Poori and Panner butter masala

Poori

Ingredients
Atta - 2 cups
Warm Water - 1 cup
Salt - 3/4 tsp
Oil for deep frying

Method

Mix the flour and salt in a bowl. Add water and make a stiff dough without any cracks. Cover the bowl and set aside for 30 minutes(optional) Making a stiff dough would result in puffy pooris.Divide the dough into round balls of equal size. Roll each ball into a thin round using a rolling pin. Sprinkle a little wheat flour for dusting if you feel the dough is sticking on to the surface.
Heat the oil (piping hot) drop a poori gently, press with a slotted spoon which would allow the poori to puff up like a balloon. Flip the poori on the other side and fry for a few seconds.
Serve hot with any curry, we usual prefer potato one, this time I try it with panner curry. 



Paneer butter masala

Ingredients:
250 gms paneer
3 medium sized onions
2 tsp ginger-garlic paste
Whole garam masala (cinnamon sticks, cardamom pods, cumin seeds, cloves)
2 tsps red chilli powder
4 ripe tomatoes
3-5 tbsps cashewnut
1/2 tsp coriander powder
1/4 tsp turmeric powder
1/2 tsp kasuri methi (dry fenugreek leaves)
1 1/2 tsp garam masala powder
salt to taste
3 tbsps butter
Small amount of cream
Coriander leaves for garnish


Method
Heat the pan pour some oil, add the onion fry for few minutes then add tomatoes fry for about 5 minutes (do not fully cook). Before you turn off the stove add cashew nuts. Once it cools grind them into smooth paste. 
Aside from this, peel the skin of some tomatoes and grind to smooth paste. 

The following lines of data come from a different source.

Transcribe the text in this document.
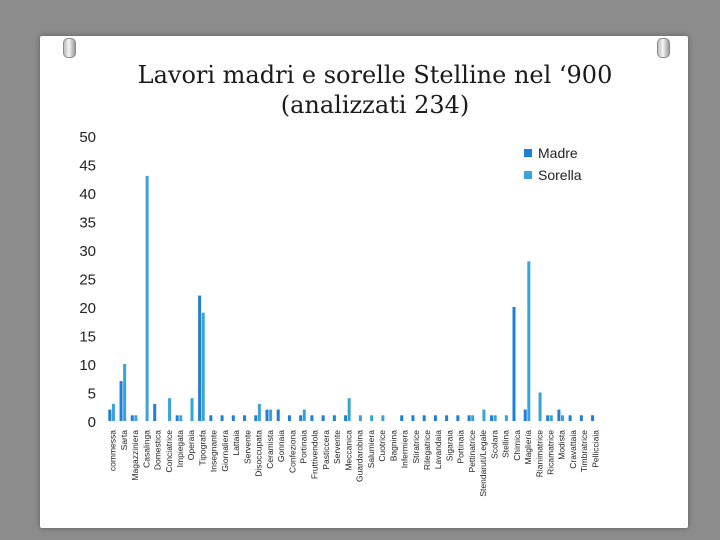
Lavori madri e sorelle Stelline nel ‘900
(analizzati 234)
0
5
10
15
20
25
30
35
40
45
50
commessa Sarta Magazziniera Casalinga Domestica Conciatrice Impiegata Operaia Tipografa Insegnante Giornaliera Lattaia Servente Disoccupata Ceramista Gonnaia Confeziona Portinaia Fruttivendola Pasticcera Servente Meccanica Guardarobina Salumiera Cuotrice Bagnina Infermiera Stiratrice Rilegatrice Lavandaia Sigaraia Portinaia Pettinatrice Stendaruti/Legale Scolara Stellina Chimica Maglieria Rianimatrice Ricamatrice Modista Cravattaia Timbratrice Pellicciaia
Madre
Sorella
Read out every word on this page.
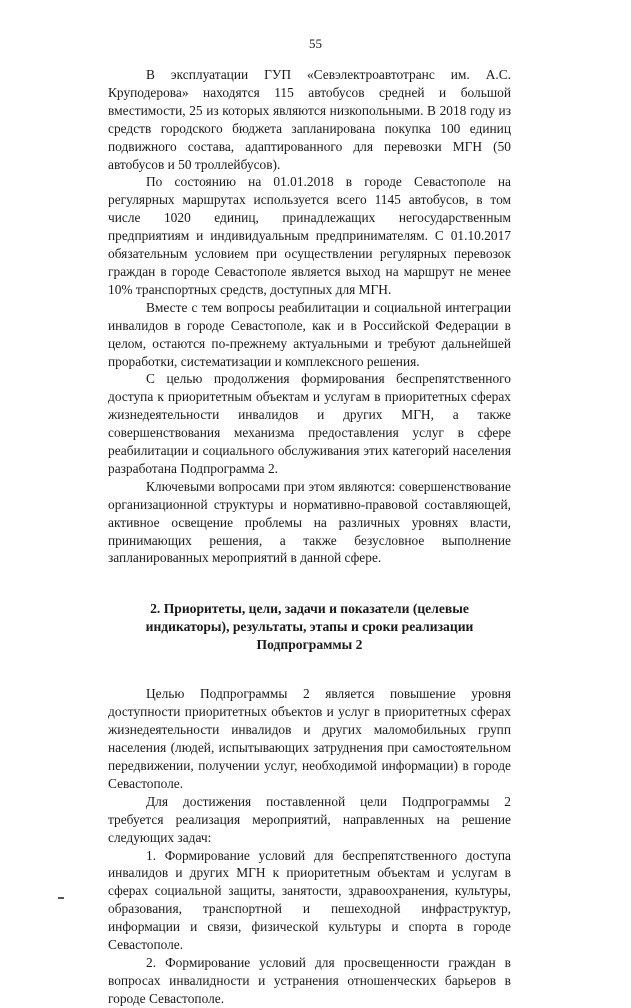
55

В эксплуатации ГУП «Севэлектроавтотранс им. А.С. Круподерова» находятся 115 автобусов средней и большой вместимости, 25 из которых являются низкопольными. В 2018 году из средств городского бюджета запланирована покупка 100 единиц подвижного состава, адаптированного для перевозки МГН (50 автобусов и 50 троллейбусов).

По состоянию на 01.01.2018 в городе Севастополе на регулярных маршрутах используется всего 1145 автобусов, в том числе 1020 единиц, принадлежащих негосударственным предприятиям и индивидуальным предпринимателям. С 01.10.2017 обязательным условием при осуществлении регулярных перевозок граждан в городе Севастополе является выход на маршрут не менее 10% транспортных средств, доступных для МГН.

Вместе с тем вопросы реабилитации и социальной интеграции инвалидов в городе Севастополе, как и в Российской Федерации в целом, остаются по-прежнему актуальными и требуют дальнейшей проработки, систематизации и комплексного решения.

С целью продолжения формирования беспрепятственного доступа к приоритетным объектам и услугам в приоритетных сферах жизнедеятельности инвалидов и других МГН, а также совершенствования механизма предоставления услуг в сфере реабилитации и социального обслуживания этих категорий населения разработана Подпрограмма 2.

Ключевыми вопросами при этом являются: совершенствование организационной структуры и нормативно-правовой составляющей, активное освещение проблемы на различных уровнях власти, принимающих решения, а также безусловное выполнение запланированных мероприятий в данной сфере.

2. Приоритеты, цели, задачи и показатели (целевые индикаторы), результаты, этапы и сроки реализации Подпрограммы 2

Целью Подпрограммы 2 является повышение уровня доступности приоритетных объектов и услуг в приоритетных сферах жизнедеятельности инвалидов и других маломобильных групп населения (людей, испытывающих затруднения при самостоятельном передвижении, получении услуг, необходимой информации) в городе Севастополе.

Для достижения поставленной цели Подпрограммы 2 требуется реализация мероприятий, направленных на решение следующих задач:

1. Формирование условий для беспрепятственного доступа инвалидов и других МГН к приоритетным объектам и услугам в сферах социальной защиты, занятости, здравоохранения, культуры, образования, транспортной и пешеходной инфраструктур, информации и связи, физической культуры и спорта в городе Севастополе.

2. Формирование условий для просвещенности граждан в вопросах инвалидности и устранения отношенческих барьеров в городе Севастополе.
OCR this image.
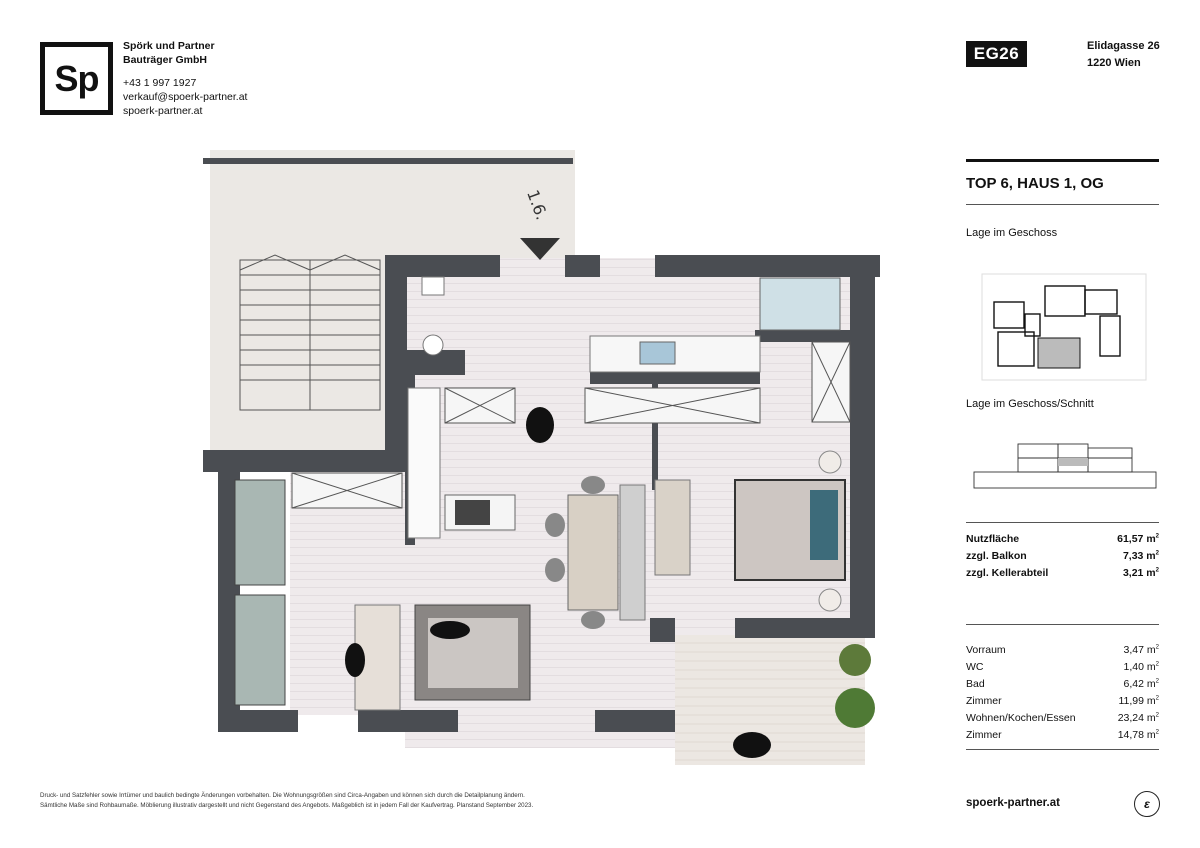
Sp
Spörk und Partner
Bauträger GmbH
+43 1 997 1927
verkauf@spoerk-partner.at
spoerk-partner.at
EG26	Elidagasse 26
1220 Wien
1.6.
TOP 6, HAUS 1, OG
Lage im Geschoss
Lage im Geschoss/Schnitt
Nutzfläche	61,57 $m^2$
zzgl. Balkon	7,33 $m^2$
zzgl. Kellerabteil	3,21 $m^2$
Vorraum	3,47 $m^2$
WC	1,40 $m^2$
Bad	6,42 $m^2$
Zimmer	11,99 $m^2$
Wohnen/Kochen/Essen	23,24 $m^2$
Zimmer	14,78 $m^2$
Druck- und Satzfehler sowie Irrtümer und baulich bedingte Änderungen vorbehalten. Die Wohnungsgrößen sind Circa-Angaben und können sich durch die Detailplanung ändern.
Sämtliche Maße sind Rohbaumaße. Möblierung illustrativ dargestellt und nicht Gegenstand des Angebots. Maßgeblich ist in jedem Fall der Kaufvertrag. Planstand September 2023.	spoerk-partner.at	ɛ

Heat a tbsp of ghee and fry the paneer cubes to golden brown, keep aside. In a pan/kadhai heat 3 tbps of butter on medium low flame. Add whole garam masala one by one, then add ginger-garlic paste fry for few minutes then add the tomoto paste, increase the flame to medium and fry it till oil leaks separate from the tomatoes, stirring frequently. Cover with lid. Add chilli, turmeric, and coriander powder, and salt to taste. Pour some water combine well.
After few minutes add kasoori methi and garam masala powder. Simmer the flame and let it cook till the gravy has a thick consistency. Add fried paneer, mix gently. Finally add cream two minutes before turning off the flame.

Let it sit for at least 10 minutes and garnish with freshly chopped coriander before serving.
Serve hot with rotis, paranthas or naan.